Look for bafx plug. Those work better then the cheaper plugs.

How about some information on the scanjet. Google is blank.


----------



## Snipesy (Dec 7, 2015)

OBDLINK MX+ with Gretio works fine on the Australian models.

The issue you're having is noise on the CAN. Chinesium devices do this and it disrupts the vehicles communication on any vehicle that doesnt segregate the DLC (basically anything before 2019).


----------



## tomahawk4711 (7 mo ago)

Snipesy said:


> OBDLINK MX+ with Gretio works fine on the Australian models.
> 
> The issue you're having is noise on the CAN. Chinesium devices do this and it disrupts the vehicles communication on any vehicle that doesnt segregate the DLC (basically anything before 2019).

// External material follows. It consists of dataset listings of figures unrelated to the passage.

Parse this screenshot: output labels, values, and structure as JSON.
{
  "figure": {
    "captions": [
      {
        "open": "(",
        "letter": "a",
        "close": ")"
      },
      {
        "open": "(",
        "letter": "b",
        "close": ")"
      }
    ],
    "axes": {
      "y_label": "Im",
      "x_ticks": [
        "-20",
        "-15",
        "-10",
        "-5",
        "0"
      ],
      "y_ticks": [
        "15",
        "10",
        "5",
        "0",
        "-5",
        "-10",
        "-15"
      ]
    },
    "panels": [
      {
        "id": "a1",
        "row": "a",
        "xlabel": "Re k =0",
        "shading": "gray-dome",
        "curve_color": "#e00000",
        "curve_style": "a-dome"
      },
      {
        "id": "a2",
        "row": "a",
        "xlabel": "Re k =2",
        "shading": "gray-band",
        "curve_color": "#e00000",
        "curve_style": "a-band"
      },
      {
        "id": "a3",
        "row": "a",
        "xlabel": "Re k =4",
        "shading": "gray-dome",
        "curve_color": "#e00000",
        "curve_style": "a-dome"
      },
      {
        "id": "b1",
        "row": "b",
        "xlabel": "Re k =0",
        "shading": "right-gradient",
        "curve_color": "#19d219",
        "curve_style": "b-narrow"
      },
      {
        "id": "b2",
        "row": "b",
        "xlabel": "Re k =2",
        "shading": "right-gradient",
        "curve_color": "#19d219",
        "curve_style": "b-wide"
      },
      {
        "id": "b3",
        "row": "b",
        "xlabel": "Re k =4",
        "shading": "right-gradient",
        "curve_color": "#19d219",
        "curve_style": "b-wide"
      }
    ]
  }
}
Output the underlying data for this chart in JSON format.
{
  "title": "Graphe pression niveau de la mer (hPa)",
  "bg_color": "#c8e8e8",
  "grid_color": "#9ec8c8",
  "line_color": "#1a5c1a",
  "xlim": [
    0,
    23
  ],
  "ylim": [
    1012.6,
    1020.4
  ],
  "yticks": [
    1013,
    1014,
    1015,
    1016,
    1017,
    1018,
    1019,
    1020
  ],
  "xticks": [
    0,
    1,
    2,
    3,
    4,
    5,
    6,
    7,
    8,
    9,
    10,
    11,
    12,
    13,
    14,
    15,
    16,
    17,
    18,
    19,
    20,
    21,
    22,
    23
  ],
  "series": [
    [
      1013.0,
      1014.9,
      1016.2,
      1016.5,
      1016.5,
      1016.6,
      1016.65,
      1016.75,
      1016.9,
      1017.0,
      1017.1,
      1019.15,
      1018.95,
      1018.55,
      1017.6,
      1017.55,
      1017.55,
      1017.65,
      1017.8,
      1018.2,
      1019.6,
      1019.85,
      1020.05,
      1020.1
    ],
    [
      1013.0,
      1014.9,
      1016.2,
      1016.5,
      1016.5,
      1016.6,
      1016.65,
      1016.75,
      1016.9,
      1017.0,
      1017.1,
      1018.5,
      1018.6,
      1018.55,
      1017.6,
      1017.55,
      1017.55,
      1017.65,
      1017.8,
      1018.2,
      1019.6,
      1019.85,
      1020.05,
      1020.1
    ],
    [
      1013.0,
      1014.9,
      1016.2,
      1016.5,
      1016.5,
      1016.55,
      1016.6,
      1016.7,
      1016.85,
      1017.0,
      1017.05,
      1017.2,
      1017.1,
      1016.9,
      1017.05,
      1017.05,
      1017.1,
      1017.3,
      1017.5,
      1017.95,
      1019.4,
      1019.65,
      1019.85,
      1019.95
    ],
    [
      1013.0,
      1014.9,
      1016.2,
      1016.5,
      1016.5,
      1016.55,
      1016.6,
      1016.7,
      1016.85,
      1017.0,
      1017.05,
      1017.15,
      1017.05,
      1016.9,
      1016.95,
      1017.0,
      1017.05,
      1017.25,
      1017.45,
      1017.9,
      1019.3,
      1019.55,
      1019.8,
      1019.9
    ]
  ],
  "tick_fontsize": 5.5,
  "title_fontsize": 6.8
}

Thanks for reply. I had a look for the obdlink, seems they have been copied also. Do the Chinese copies of this work? Chances of me finding a genuine one is probably low when being from ebay, Gumtree etc..


----------



## Snipesy (Dec 7, 2015)

tomahawk4711 said:


> Thanks for reply. I had a look for the obdlink, seems they have been copied also. Do the Chinese copies of this work? Chances of me finding a genuine one is probably low when being from ebay, Gumtree etc..


I'm not aware of any Chinese copies of them.
There is this "vlinker" thing which is a low-quality clone of it. But it does sort of work.


----------